Table of Contents:
Dark side of creativity
[Definitions of creativity]
Distribution of creativity
Distribution of productivity
Definitions of creativity
Most definitions of creativity found in research literature (Runco and Albert, 1990; Runco and Pritzke, 1999; Sternberg 1999) include the following structural elements: 1) novelty (originality, unexpectedness) of the creative work, 2) its value (relevance, appropriateness, significance, usefulness, effectiveness).

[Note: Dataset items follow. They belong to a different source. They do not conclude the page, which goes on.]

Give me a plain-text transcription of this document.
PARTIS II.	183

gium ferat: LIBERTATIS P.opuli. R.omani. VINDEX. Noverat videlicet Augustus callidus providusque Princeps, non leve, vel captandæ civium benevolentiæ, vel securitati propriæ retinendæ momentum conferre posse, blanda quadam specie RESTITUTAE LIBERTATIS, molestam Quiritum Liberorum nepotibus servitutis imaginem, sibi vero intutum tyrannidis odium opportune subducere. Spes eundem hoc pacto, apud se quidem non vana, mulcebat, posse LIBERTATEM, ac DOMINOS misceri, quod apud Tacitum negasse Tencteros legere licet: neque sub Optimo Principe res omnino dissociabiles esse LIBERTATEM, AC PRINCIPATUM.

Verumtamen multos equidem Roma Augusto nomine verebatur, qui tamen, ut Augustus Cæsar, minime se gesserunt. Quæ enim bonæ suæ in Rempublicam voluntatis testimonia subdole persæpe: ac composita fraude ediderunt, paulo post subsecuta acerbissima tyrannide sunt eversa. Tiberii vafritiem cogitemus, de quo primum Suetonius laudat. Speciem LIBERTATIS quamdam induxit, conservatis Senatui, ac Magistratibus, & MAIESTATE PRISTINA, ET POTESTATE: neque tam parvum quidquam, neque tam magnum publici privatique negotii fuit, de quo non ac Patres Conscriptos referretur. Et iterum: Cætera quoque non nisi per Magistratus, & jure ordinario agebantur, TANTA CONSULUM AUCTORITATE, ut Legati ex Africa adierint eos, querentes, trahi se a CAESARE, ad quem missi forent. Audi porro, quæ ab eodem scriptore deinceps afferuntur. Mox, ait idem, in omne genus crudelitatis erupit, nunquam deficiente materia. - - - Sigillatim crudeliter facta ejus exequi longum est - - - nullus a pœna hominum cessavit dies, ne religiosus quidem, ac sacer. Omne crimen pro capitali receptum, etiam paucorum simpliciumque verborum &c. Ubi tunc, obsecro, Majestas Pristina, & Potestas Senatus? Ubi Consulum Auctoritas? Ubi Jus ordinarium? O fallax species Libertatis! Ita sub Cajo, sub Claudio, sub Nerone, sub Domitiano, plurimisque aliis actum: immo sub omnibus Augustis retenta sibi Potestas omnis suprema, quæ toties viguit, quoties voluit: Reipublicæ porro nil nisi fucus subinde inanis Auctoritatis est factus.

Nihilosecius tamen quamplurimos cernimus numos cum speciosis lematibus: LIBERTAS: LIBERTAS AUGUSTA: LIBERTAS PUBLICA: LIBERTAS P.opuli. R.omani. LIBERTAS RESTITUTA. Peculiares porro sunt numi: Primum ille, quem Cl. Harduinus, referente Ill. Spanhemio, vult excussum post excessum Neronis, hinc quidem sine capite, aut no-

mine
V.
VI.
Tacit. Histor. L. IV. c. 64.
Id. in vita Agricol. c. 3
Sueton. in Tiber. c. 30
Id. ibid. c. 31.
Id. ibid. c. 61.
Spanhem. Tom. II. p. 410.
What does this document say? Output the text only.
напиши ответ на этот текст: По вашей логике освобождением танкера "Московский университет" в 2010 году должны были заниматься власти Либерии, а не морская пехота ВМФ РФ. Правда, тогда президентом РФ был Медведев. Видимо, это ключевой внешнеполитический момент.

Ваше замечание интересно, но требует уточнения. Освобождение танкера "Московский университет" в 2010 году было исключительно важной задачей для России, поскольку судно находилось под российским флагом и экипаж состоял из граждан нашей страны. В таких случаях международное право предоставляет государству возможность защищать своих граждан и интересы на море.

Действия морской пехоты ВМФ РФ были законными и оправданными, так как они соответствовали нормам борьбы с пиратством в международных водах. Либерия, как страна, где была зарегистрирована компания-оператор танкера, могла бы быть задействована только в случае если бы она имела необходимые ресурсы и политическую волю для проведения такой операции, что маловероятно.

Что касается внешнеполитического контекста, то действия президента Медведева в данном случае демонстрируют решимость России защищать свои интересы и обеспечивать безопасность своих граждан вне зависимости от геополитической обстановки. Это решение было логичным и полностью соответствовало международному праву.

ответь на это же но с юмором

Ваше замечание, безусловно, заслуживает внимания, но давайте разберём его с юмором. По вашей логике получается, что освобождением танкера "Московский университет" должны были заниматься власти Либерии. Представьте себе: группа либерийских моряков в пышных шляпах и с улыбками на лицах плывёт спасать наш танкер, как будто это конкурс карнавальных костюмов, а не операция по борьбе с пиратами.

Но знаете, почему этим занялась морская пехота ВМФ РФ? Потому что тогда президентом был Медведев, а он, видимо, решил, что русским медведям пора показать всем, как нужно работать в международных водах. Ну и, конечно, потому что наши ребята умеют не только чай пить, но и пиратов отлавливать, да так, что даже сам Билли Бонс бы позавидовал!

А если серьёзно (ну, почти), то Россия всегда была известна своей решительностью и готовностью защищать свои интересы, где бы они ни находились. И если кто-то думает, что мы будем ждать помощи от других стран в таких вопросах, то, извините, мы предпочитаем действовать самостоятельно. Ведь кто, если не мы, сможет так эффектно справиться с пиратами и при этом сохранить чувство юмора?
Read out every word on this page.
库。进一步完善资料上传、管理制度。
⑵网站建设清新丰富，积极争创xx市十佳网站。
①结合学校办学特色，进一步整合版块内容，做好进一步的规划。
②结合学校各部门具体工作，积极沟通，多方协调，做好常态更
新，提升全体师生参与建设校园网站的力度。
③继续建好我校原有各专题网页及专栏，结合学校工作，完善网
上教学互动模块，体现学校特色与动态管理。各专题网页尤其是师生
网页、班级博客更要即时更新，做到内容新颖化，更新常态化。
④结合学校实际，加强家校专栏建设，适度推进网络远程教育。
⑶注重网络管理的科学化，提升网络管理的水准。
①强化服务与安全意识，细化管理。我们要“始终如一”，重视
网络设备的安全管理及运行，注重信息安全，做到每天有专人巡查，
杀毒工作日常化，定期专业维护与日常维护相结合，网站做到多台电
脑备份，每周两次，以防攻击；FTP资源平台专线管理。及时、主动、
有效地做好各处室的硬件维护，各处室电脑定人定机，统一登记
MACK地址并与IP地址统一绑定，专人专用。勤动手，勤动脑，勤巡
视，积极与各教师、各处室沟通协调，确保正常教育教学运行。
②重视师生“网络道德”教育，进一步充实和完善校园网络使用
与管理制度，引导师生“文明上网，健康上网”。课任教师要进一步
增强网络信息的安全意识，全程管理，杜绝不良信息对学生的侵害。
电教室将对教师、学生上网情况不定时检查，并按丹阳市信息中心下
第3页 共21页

This type of definition is accepted in the recent Handbook of Creativity edited by Robert J. Sternberg (1999), an authoritative collection summarising contemporary creativity research. Let us give a few examples. "Creativity is the ability to produce work that is both novel (i.e. original, unexpected) and appropriate (i.e. useful, adaptive concerning task constraints)" (Sternberg and Lubart, 1999: 3). "Like most definitions of creativity, ours involves novelty and value: The creative product must be new and must be given value according to some external criteria" (Gruber and Wallace, 1999: 94). "A creative idea is one that is both original and appropriate for the situation in which it occurs" (Martindale 1999: 137). "Creativity from the Western perspective can be defined as the ability to produce work that is novel and appropriate" (Lubart, 1999: 339). The comparison table compiled by R. E. Mayer (1999: 450) shows the unanimous use of these two elements in definitions of creativity through the whole book.
Another two elements often found in definitions of creativity are 3) assessment of something or someone as being creative by an authoritative body (field) according to some criteria and 3) communicativeness, i.e. communication of this value to an audience.